Ancak 21. yüzyılda dünyada ve ülkemizde faşizmin yeniden güçlü bir seçenek hâline gelmesinde özellikle neoliberal politikaların burjuvazinin olağan politik temsilcilerinin toplumsal meşruiyetinin ortadan kalkmasına yol açmasının etkisi mutlaka görülmelidir. Faşizmler güçlendikleri birçok ülkede olduğu gibi ülkemizde de işçi sınıfının geniş kesimlerinden de destek almaktadırlar. Bu sebeple demokrasi mücadelesinin ekonomik eşitliği görmezden gelen liberal bir zemine hapsedilmesinin faşizmin elini güçlendirdiği mutlaka görülmelidir. Anti faşist güçlerin en önemli görevlerinden belki de en başta geleni işçi sınıfı içerisinde örgütlenmek, halkın ekonomik taleplerini de demokrasi mücadelesinin bir parçası hâline getirmeyi başarmaktır. İşçi sınıfının zenginliğe ve eşitsizliğe öfkesini kapsayamayan bir demokrasi mücadelesi faşizmi asla yenemez. Burjuvazinin faşizme karşı mücadele programına tabiyet anti faşist güçlere kaybettirir. Sosyalist taleplerle bütünleşen bir demokrasi mücadelesi faşizmi yenilgiye uğratacak tek programdır. SODAP, bu programı tüm anti faşist güçlerle birlikte hayata geçirmeye adaydır.

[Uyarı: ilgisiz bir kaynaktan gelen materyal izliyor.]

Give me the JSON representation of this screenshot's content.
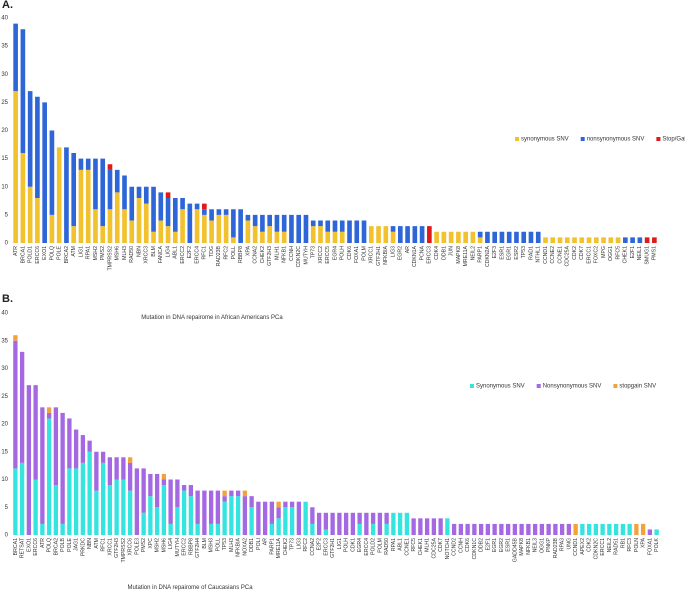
{
  "chart_data": [
    {
      "type": "bar",
      "stacked": true,
      "panel_label": "A.",
      "xlabel": "Mutation in DNA repairome in African Americans PCa",
      "ylim": [
        0,
        40
      ],
      "yticks": [
        0,
        5,
        10,
        15,
        20,
        25,
        30,
        35,
        40
      ],
      "grid": false,
      "legend": "right",
      "categories": [
        "ATR",
        "BRCA1",
        "POLD1",
        "ERCC6",
        "EXO1",
        "POLQ",
        "POLE",
        "BRCA2",
        "ATM",
        "LIG1",
        "RPA1",
        "MSH2",
        "PMS2",
        "TMPRSS2",
        "MSH6",
        "MLH3",
        "RAD50",
        "NBN",
        "XRCC3",
        "BLM",
        "FANCA",
        "LIG4",
        "ABL1",
        "ERCC2",
        "E2F2",
        "ERCC4",
        "RFC1",
        "TDG",
        "RAD23B",
        "RFC2",
        "POLL",
        "RBBP8",
        "XPA",
        "CCNA2",
        "CHEK2",
        "GTF2H3",
        "MLH1",
        "NFKB1",
        "CCNH",
        "CDKN2C",
        "MUTYH",
        "TP73",
        "XRCC2",
        "ERCC5",
        "EGR4",
        "POLH",
        "CDK6",
        "FOXA1",
        "POLM",
        "XRCC1",
        "GTF2H1",
        "NFKBIA",
        "LIG3",
        "EGR2",
        "AR",
        "CDKN1A",
        "PCNA",
        "ERCC3",
        "CDK4",
        "DDB1",
        "JUN",
        "MAPK8",
        "MRE11A",
        "NEIL2",
        "PARP1",
        "CDKN2A",
        "E2F3",
        "ESR1",
        "EGR1",
        "ESR2",
        "TP53",
        "RAD1",
        "NTHL1",
        "CCND1",
        "CCNE2",
        "CCNE1",
        "CDC25A",
        "CDK2",
        "CDK7",
        "ERCC1",
        "FOXC2",
        "MPG",
        "OGG1",
        "RFC5",
        "CHEK1",
        "E2F1",
        "NEIL1",
        "SMUG1",
        "PMS1"
      ],
      "series": [
        {
          "name": "synonymous SNV",
          "color": "#f2c12e",
          "values": [
            27,
            16,
            10,
            8,
            0,
            5,
            17,
            0,
            3,
            13,
            13,
            6,
            3,
            6,
            9,
            6,
            4,
            8,
            7,
            2,
            4,
            3,
            2,
            6,
            0,
            6,
            5,
            4,
            5,
            5,
            1,
            0,
            4,
            3,
            2,
            3,
            2,
            2,
            0,
            0,
            0,
            3,
            3,
            2,
            2,
            2,
            0,
            0,
            0,
            3,
            3,
            3,
            2,
            0,
            0,
            0,
            0,
            0,
            2,
            2,
            2,
            2,
            2,
            2,
            1,
            0,
            0,
            0,
            0,
            0,
            0,
            0,
            0,
            1,
            1,
            1,
            1,
            1,
            1,
            1,
            1,
            1,
            1,
            1,
            0,
            0,
            0,
            0,
            0
          ]
        },
        {
          "name": "nonsynonymous SNV",
          "color": "#2e66d8",
          "values": [
            12,
            22,
            17,
            18,
            25,
            15,
            0,
            17,
            13,
            2,
            2,
            9,
            12,
            7,
            4,
            6,
            6,
            2,
            3,
            8,
            5,
            5,
            6,
            2,
            7,
            1,
            1,
            2,
            1,
            1,
            5,
            6,
            1,
            2,
            3,
            2,
            3,
            3,
            5,
            5,
            5,
            1,
            1,
            2,
            2,
            2,
            4,
            4,
            4,
            0,
            0,
            0,
            1,
            3,
            3,
            3,
            3,
            0,
            0,
            0,
            0,
            0,
            0,
            0,
            1,
            2,
            2,
            2,
            2,
            2,
            2,
            2,
            2,
            0,
            0,
            0,
            0,
            0,
            0,
            0,
            0,
            0,
            0,
            0,
            1,
            1,
            1,
            0,
            0
          ]
        },
        {
          "name": "Stop/Gain",
          "color": "#e01919",
          "values": [
            0,
            0,
            0,
            0,
            0,
            0,
            0,
            0,
            0,
            0,
            0,
            0,
            0,
            1,
            0,
            0,
            0,
            0,
            0,
            0,
            0,
            1,
            0,
            0,
            0,
            0,
            1,
            0,
            0,
            0,
            0,
            0,
            0,
            0,
            0,
            0,
            0,
            0,
            0,
            0,
            0,
            0,
            0,
            0,
            0,
            0,
            0,
            0,
            0,
            0,
            0,
            0,
            0,
            0,
            0,
            0,
            0,
            3,
            0,
            0,
            0,
            0,
            0,
            0,
            0,
            0,
            0,
            0,
            0,
            0,
            0,
            0,
            0,
            0,
            0,
            0,
            0,
            0,
            0,
            0,
            0,
            0,
            0,
            0,
            0,
            0,
            0,
            1,
            1
          ]
        }
      ]
    },
    {
      "type": "bar",
      "stacked": true,
      "panel_label": "B.",
      "xlabel": "Mutation in DNA repairome of Caucasians PCa",
      "ylim": [
        0,
        40
      ],
      "yticks": [
        0,
        5,
        10,
        15,
        20,
        25,
        30,
        35,
        40
      ],
      "grid": false,
      "legend": "right",
      "categories": [
        "BRCA1",
        "RETSAT",
        "EXO1",
        "ERCC6",
        "ATR",
        "POLQ",
        "BRCA2",
        "POLB",
        "POLE",
        "JAG1",
        "PRKDC",
        "NBN",
        "ATM",
        "RFC1",
        "XRCC1",
        "GTF2H3",
        "TMPRSS2",
        "XRCC6",
        "POLE3",
        "PMS2",
        "XPC",
        "MSH2",
        "MSH6",
        "LIG4",
        "MUTYH",
        "ERCC2",
        "RBBP8",
        "GTF2H4",
        "BLM",
        "MSH3",
        "POLL",
        "TP53",
        "MLH3",
        "NFKBIA",
        "NOXA2",
        "DDB1",
        "POLI",
        "AR",
        "PARP1",
        "MRE11A",
        "CHEK2",
        "TP73",
        "LIG3",
        "RFC2",
        "CCNA2",
        "E2F2",
        "ERCC3",
        "GTF2H1",
        "LIG1",
        "POLH",
        "CDK1",
        "EGR4",
        "ERCC4",
        "POLD2",
        "POLM",
        "RAD50",
        "RPA1",
        "ABL1",
        "CCNE1",
        "RFC5",
        "CHEK1",
        "MLH1",
        "CDC25A",
        "CDK7",
        "NOTCH1",
        "CCND2",
        "CCNH",
        "CDK6",
        "CDKN1C",
        "DDB2",
        "E2F1",
        "EGR1",
        "EGR2",
        "ESR1",
        "GADD45B",
        "MAPK8",
        "NFKB1",
        "NEIL3",
        "OGG1",
        "PNKP",
        "RAD23B",
        "RPA3",
        "UNG",
        "CCND1",
        "APEX2",
        "CDK2",
        "CDKN2C",
        "ERCC1",
        "NEIL2",
        "RAD51",
        "RB1",
        "RFC3",
        "POLN",
        "XPA",
        "FOXA1",
        "POLK"
      ],
      "series": [
        {
          "name": "Synonymous SNV",
          "color": "#35e3df",
          "values": [
            12,
            13,
            0,
            10,
            2,
            21,
            9,
            2,
            12,
            12,
            13,
            15,
            8,
            13,
            9,
            10,
            10,
            8,
            0,
            4,
            7,
            5,
            9,
            2,
            5,
            8,
            7,
            2,
            0,
            2,
            2,
            6,
            7,
            7,
            0,
            5,
            0,
            0,
            2,
            3,
            5,
            5,
            0,
            6,
            2,
            0,
            1,
            0,
            0,
            0,
            0,
            2,
            0,
            2,
            0,
            2,
            4,
            4,
            4,
            0,
            0,
            0,
            0,
            0,
            3,
            0,
            0,
            0,
            0,
            0,
            0,
            0,
            0,
            0,
            0,
            0,
            0,
            0,
            0,
            0,
            0,
            0,
            0,
            0,
            2,
            2,
            2,
            2,
            2,
            2,
            2,
            2,
            0,
            0,
            0,
            1
          ]
        },
        {
          "name": "Nonsynonymous SNV",
          "color": "#a468e2",
          "values": [
            23,
            20,
            27,
            17,
            21,
            1,
            14,
            20,
            9,
            7,
            5,
            2,
            7,
            2,
            5,
            4,
            4,
            5,
            12,
            8,
            4,
            6,
            1,
            8,
            5,
            1,
            2,
            6,
            8,
            6,
            6,
            1,
            1,
            1,
            7,
            2,
            6,
            6,
            4,
            2,
            1,
            1,
            6,
            0,
            3,
            4,
            3,
            4,
            4,
            4,
            4,
            2,
            4,
            2,
            4,
            2,
            0,
            0,
            0,
            3,
            3,
            3,
            3,
            3,
            0,
            2,
            2,
            2,
            2,
            2,
            2,
            2,
            2,
            2,
            2,
            2,
            2,
            2,
            2,
            2,
            2,
            2,
            2,
            0,
            0,
            0,
            0,
            0,
            0,
            0,
            0,
            0,
            0,
            0,
            1,
            0
          ]
        },
        {
          "name": "stopgain SNV",
          "color": "#f2a23c",
          "values": [
            1,
            0,
            0,
            0,
            0,
            1,
            0,
            0,
            0,
            0,
            0,
            0,
            0,
            0,
            0,
            0,
            0,
            1,
            0,
            0,
            0,
            0,
            1,
            0,
            0,
            0,
            0,
            0,
            0,
            0,
            0,
            1,
            0,
            0,
            1,
            0,
            0,
            0,
            0,
            1,
            0,
            0,
            0,
            0,
            0,
            0,
            0,
            0,
            0,
            0,
            0,
            0,
            0,
            0,
            0,
            0,
            0,
            0,
            0,
            0,
            0,
            0,
            0,
            0,
            0,
            0,
            0,
            0,
            0,
            0,
            0,
            0,
            0,
            0,
            0,
            0,
            0,
            0,
            0,
            0,
            0,
            0,
            0,
            2,
            0,
            0,
            0,
            0,
            0,
            0,
            0,
            0,
            2,
            2,
            0,
            0
          ]
        }
      ]
    }
  ]
}
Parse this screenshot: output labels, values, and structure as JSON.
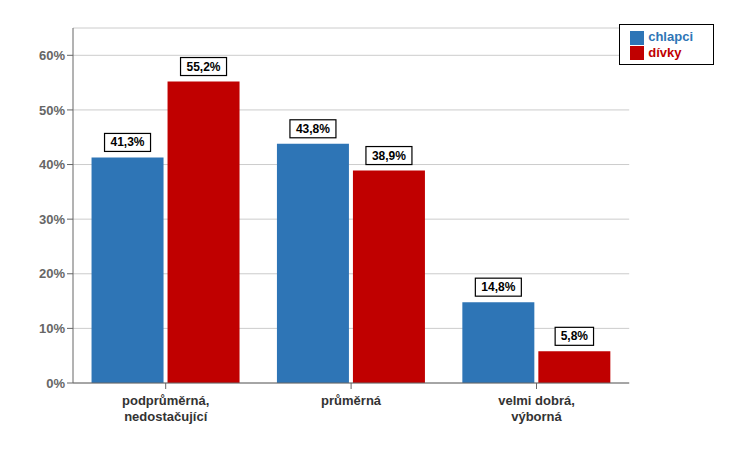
{
  "chart_data": {
    "type": "bar",
    "categories": [
      "podprůměrná,\nnedostačující",
      "průměrná",
      "velmi dobrá,\nvýborná"
    ],
    "series": [
      {
        "name": "chlapci",
        "color": "#2E75B6",
        "values": [
          41.3,
          43.8,
          14.8
        ],
        "value_labels": [
          "41,3%",
          "43,8%",
          "14,8%"
        ]
      },
      {
        "name": "dívky",
        "color": "#C00000",
        "values": [
          55.2,
          38.9,
          5.8
        ],
        "value_labels": [
          "55,2%",
          "38,9%",
          "5,8%"
        ]
      }
    ],
    "ylim": [
      0,
      65
    ],
    "yticks": [
      {
        "value": 0,
        "label": "0%"
      },
      {
        "value": 10,
        "label": "10%"
      },
      {
        "value": 20,
        "label": "20%"
      },
      {
        "value": 30,
        "label": "30%"
      },
      {
        "value": 40,
        "label": "40%"
      },
      {
        "value": 50,
        "label": "50%"
      },
      {
        "value": 60,
        "label": "60%"
      }
    ],
    "grid": true,
    "legend": "upper right",
    "data_labels": true
  }
}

Göçmen işçiler işçi sınıfımızın bir parçasıdır. Faşizmin göçmenlere düşmanlığı bir mazeret olarak kullanmasına asla izin verilemez.
Faşizme karşı işçilerin, Kürtlerin, Alevilerin, kadınların, gençlerin ortak direniş cephesi örgütlenmeli, faşizmin iktidar değişiminin demokratik yollardan gerçekleşmesini imkânsız hale getirmeye dönük girişimleri her ne pahasına olursa olsun püskürtülmelidir.